Поэзия и правда, своё и чужое разграничены здесь по возможности самым строгим образом. Это два мира, которые не смешиваются, два человека, которые не разговаривают между собой и не влияют друг на друга. Шатобриан-мечтатель и Шатобриан-политик не выносят друг друга. «Две души живут в моей груди, одна хочет отлучиться от другой», — говорит Фауст. Но это, несомненно, более редкие случаи. В противоположность Руссо Шатобриан не желает сокровенных исповедей, не впадает в дерзкую искренность в своих чувствах, в отношениях скрывает слабости, которые могли бы уронить его достоинство. Сентиментальное вытесняется широким потоком впечатлений, воспроизводящих среду, исторический момент, интересные фигуры на большой мировой сцене. Понятно, что трудно было оставаться до конца абсолютно верным этой заранее предопределённой точке зрения. Так же обстоит дело и у других мемуаристов или романистов. Надо признать правилом художника, который органически связывает субъективное с объективным, который сочетает в своих концепциях самые интимные переживания с уловленным путём наблюдения за другими и который, отдавая себя, отдаёт нам одновременно часть жизни, своего времени или, самое малое, своей узкой среды. Великие создатели, такие, как Шекспир, Сервантес или Пушкин, свободно движутся в царстве видений, где на равных правах участвуют их собственная личность, понятая как символ человека вообще, и их современники вместе с образами, навеянными историей. Посредством многократных вживаний в чужое и посредством перенесения своих состояний в смутные тени прошлого они совершают художественный эксперимент, который предполагает в самой сильной степени способность к слиянию субъекта с объектом. И в конце концов художники перестают разграничивать своё и чужое, превращаются в носителей всей человеческой судьбы. Индивидуальное здесь как будто проявляется только в способе обработки того содержания души, опыта, только в особом способе вживания и художественного воссоздания. Высшая оригинальность содержит нечто весьма типичное, чем и отличается от простого оригинальничания.

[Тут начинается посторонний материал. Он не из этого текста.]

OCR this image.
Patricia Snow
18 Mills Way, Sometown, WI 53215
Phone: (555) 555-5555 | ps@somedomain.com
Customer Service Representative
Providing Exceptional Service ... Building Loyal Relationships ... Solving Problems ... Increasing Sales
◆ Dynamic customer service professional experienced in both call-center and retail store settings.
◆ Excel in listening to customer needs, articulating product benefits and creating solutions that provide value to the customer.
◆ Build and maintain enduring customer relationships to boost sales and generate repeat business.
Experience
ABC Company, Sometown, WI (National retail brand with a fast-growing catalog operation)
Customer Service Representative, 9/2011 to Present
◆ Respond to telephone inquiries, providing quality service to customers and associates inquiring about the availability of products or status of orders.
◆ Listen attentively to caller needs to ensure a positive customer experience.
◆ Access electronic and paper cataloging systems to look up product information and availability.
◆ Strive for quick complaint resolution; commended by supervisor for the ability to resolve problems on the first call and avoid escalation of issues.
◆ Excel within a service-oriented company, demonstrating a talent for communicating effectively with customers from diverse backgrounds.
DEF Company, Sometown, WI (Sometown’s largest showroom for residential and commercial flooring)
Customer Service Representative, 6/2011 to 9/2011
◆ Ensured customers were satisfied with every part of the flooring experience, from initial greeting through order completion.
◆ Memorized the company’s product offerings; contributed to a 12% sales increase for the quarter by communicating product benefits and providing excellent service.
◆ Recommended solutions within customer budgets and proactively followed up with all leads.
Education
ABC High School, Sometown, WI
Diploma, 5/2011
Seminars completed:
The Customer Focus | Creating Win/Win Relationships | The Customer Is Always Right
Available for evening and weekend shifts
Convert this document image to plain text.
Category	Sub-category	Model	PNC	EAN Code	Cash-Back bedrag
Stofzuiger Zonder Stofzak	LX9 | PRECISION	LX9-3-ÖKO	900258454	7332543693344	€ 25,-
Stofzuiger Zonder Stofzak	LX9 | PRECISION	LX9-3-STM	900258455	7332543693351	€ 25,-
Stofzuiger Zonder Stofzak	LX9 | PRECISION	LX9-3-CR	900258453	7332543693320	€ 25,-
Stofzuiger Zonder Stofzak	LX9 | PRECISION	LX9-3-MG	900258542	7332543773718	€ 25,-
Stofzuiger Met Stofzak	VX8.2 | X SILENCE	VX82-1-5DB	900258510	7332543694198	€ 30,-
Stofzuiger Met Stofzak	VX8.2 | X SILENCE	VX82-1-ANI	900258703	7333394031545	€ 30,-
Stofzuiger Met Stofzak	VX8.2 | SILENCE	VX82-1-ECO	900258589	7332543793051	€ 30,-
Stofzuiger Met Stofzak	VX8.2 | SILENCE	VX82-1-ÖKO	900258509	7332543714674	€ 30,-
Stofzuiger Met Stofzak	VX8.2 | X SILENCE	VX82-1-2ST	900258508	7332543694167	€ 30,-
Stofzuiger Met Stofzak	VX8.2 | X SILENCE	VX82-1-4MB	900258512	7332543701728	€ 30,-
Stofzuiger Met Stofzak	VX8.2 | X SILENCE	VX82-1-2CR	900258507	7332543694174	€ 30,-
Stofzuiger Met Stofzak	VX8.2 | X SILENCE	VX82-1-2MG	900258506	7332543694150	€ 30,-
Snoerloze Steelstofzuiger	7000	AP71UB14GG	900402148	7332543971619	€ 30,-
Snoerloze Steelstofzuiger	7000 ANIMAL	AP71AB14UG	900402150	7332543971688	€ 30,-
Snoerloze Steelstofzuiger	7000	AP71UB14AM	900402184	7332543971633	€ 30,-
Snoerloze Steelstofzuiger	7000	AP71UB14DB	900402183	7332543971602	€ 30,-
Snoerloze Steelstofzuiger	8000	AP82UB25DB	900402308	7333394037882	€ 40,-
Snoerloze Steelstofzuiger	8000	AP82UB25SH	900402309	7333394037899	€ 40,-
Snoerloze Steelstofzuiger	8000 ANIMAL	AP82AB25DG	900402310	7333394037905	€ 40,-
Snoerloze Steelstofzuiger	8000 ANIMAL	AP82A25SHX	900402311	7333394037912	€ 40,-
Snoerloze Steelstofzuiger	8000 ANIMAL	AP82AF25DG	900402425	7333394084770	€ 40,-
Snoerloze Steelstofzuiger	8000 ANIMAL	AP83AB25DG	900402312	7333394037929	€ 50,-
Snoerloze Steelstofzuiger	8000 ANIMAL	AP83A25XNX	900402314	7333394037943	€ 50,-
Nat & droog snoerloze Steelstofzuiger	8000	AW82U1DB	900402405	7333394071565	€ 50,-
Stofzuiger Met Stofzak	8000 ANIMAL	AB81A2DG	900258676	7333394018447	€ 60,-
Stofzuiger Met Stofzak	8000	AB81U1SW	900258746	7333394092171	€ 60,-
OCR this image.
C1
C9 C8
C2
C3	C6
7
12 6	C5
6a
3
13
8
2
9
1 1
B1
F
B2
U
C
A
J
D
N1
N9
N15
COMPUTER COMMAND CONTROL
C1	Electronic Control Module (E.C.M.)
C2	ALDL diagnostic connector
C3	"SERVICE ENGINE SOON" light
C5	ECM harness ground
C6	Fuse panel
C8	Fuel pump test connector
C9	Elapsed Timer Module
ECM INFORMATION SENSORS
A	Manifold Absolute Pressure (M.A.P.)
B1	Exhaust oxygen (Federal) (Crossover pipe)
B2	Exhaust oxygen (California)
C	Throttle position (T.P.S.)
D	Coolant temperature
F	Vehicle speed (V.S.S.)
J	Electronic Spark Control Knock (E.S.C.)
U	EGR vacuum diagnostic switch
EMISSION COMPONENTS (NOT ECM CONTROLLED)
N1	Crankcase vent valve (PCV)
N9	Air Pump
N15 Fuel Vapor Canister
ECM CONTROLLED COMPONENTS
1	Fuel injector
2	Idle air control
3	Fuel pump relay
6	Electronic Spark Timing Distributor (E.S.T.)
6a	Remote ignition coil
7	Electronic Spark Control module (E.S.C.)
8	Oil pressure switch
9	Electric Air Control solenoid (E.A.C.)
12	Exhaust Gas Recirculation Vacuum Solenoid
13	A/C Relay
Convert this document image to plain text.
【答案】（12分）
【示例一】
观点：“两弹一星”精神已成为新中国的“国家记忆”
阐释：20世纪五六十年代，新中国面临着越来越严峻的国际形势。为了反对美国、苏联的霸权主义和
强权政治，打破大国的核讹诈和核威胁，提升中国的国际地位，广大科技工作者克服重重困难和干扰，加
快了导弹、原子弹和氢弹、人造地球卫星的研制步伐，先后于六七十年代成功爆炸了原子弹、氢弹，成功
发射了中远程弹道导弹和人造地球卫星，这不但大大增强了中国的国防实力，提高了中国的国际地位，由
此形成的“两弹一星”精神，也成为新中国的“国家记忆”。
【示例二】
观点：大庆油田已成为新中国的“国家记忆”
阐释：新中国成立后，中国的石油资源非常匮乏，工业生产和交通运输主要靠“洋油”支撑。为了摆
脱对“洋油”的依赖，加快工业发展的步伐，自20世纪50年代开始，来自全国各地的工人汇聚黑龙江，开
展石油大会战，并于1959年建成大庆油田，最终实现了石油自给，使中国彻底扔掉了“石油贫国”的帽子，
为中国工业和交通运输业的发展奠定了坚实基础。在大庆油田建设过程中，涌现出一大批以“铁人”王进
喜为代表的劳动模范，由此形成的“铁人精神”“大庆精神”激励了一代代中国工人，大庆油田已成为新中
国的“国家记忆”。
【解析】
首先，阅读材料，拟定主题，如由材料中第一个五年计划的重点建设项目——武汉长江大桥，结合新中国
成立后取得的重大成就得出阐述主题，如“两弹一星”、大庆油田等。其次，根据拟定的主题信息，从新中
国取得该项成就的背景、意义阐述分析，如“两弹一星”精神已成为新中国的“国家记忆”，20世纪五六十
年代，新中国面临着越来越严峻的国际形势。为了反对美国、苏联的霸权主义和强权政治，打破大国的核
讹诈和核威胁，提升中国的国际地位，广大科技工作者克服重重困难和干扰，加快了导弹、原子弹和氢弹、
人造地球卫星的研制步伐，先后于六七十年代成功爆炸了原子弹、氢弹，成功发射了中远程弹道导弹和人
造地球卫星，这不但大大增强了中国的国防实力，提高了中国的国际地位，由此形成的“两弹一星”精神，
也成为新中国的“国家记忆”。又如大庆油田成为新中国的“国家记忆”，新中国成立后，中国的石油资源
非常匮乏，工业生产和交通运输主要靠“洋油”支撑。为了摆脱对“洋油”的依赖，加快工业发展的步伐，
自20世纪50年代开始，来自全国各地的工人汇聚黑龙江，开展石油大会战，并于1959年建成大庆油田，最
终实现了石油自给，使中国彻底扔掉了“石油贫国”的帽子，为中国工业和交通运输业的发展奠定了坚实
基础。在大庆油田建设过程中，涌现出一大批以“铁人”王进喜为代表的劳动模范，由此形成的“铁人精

Что означает последнее, то есть искомая оригинальность, например, в отношении преднамеренно объективного изображения, показывает до некоторой степени лирика Теофиля Готье. Она основывается на неприемлемой в настоящее время теории, которая, отрицая без основания связь поэзии с актуальной социальной действительностью, стремится оправдать безличное, бесстрастное, по возможности лишённое всякой субъективной ноты, всякого эмоционального оттенка воспроизведение мира. Тогда как большие поэты, обладающие своего рода инстинктивной склонностью к творчеству, пишут только тогда, когда ими овладевает сильное чувство, Готье заявляет, что поэт не должен казаться возбуждённым, поскольку это унизительно для его гордости, и что ничто из его чувств не должно перейти в его произведения, будучи вообще недостойной темой (un c^ote inf'erieur) в искусстве. Он высоко ценит именно тот свой сборник стихов «Эмали и Камеи», в котором даны только чистые видения, только спокойная поэтическая живопись, без каких бы то ни было глубоких сердечных переживаний. Критику Сент-Бева, который старается открыть здесь под маской невозмутимого созерцания что-то сентиментальное, некую любовную или элегическую ноту, он читает с явной досадой
[389]. А на замечания Ипполита Тэна по поводу описаний Гюго: «Значит, это Вы сегодня называете поэзией: рисовать колокол, небо, представлять вещи для глаза; для меня это не поэзия, а живопись», — Готье, враг подобной «буржуазной ограниченности» («idiotisme bourgeois»), отвечает: «Разве надо требовать от поэзии сентиментальности? Поэзия не это. Блестящие слова, слова светлые… с ритмом и музыкой, вот где поэзия» [390]. Флобер, друг и почитатель Готье, высказывается почти таким же образом: «Больше всего я люблю форму, достаточно, если она красива, и ничего более… В мире для меня есть только красивые стихи, хорошо написанные, гармоничные, мелодичные фразы, красивые заходы солнца, лунное сияние, яркие картины…» [391].